The white lily is a popular symbol of the Easter Festival. The flower apparently represents love and hope. In some countries where Catholicism is practised white lilies are seen as the symbol of the purity and divinity of Jesus Christ. Churches are decorated with white lilies during Easter. You’ll find the flower in homes.
As cats are still be killed by lillies we need to continue to spread the word that this beautiful plant is more poisonous to cats than people imagine. Vets Now say that over the past three years they have treated 413 cases of cats being poisoned by lilies.
The fact of the matter is that even the water in which lilies are placed can poison cats very badly. Just imagine removing lilies from a vase because you have learned that this flower is poisonous to your cat. Some water drops onto the windowsill and you don’t see it.
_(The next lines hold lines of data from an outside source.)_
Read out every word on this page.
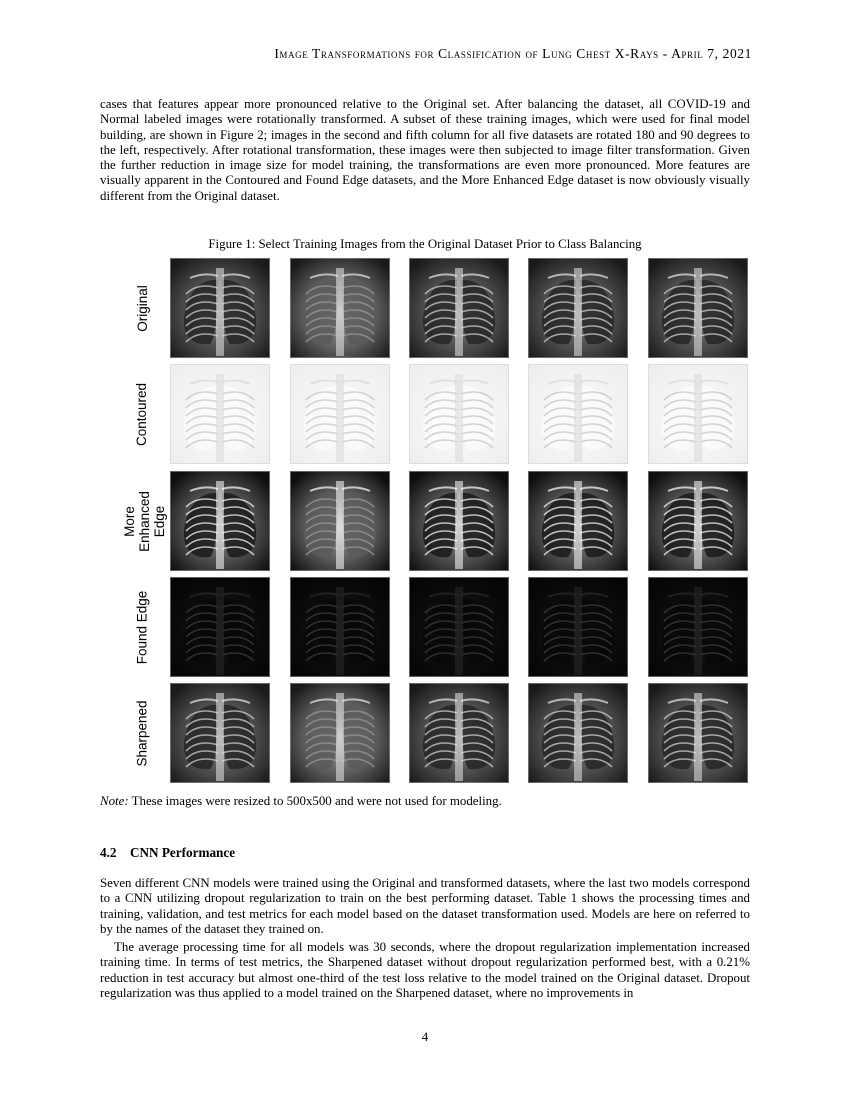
Image Transformations for Classification of Lung Chest X-Rays - April 7, 2021
cases that features appear more pronounced relative to the Original set. After balancing the dataset, all COVID-19 and Normal labeled images were rotationally transformed. A subset of these training images, which were used for final model building, are shown in Figure 2; images in the second and fifth column for all five datasets are rotated 180 and 90 degrees to the left, respectively. After rotational transformation, these images were then subjected to image filter transformation. Given the further reduction in image size for model training, the transformations are even more pronounced. More features are visually apparent in the Contoured and Found Edge datasets, and the More Enhanced Edge dataset is now obviously visually different from the Original dataset.
Figure 1: Select Training Images from the Original Dataset Prior to Class Balancing
Original
Contoured
More
Enhanced
Edge
Found Edge
Sharpened
Note: These images were resized to 500x500 and were not used for modeling.
4.2 CNN Performance
Seven different CNN models were trained using the Original and transformed datasets, where the last two models correspond to a CNN utilizing dropout regularization to train on the best performing dataset. Table 1 shows the processing times and training, validation, and test metrics for each model based on the dataset transformation used. Models are here on referred to by the names of the dataset they trained on.
The average processing time for all models was 30 seconds, where the dropout regularization implementation increased training time. In terms of test metrics, the Sharpened dataset without dropout regularization performed best, with a 0.21% reduction in test accuracy but almost one-third of the test loss relative to the model trained on the Original dataset. Dropout regularization was thus applied to a model trained on the Sharpened dataset, where no improvements in
4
Later, your cat licks it up and later still she is at the veterinarian’s seriously ill or dying.
The truth of the matter is that hundreds of cats are admitted to out of hours veterinary clinics because they have come into contact with plants which are toxic to cats and of all the plants lilies are probably most toxic to the domestic cat.
Lilies cause severe diarrhoea, convulsions, acute kidney failure and sometimes death. A small amount of pollen deposited onto the cat’s fur can be enough to seriously harm a cat when he/she licks it off.
Let’s just remember that although Easter is a very important part of the Christian calendar it is also, potentially, a dangerous time for cats in the home. Lilies could never be in the home of a person who looks after a cat.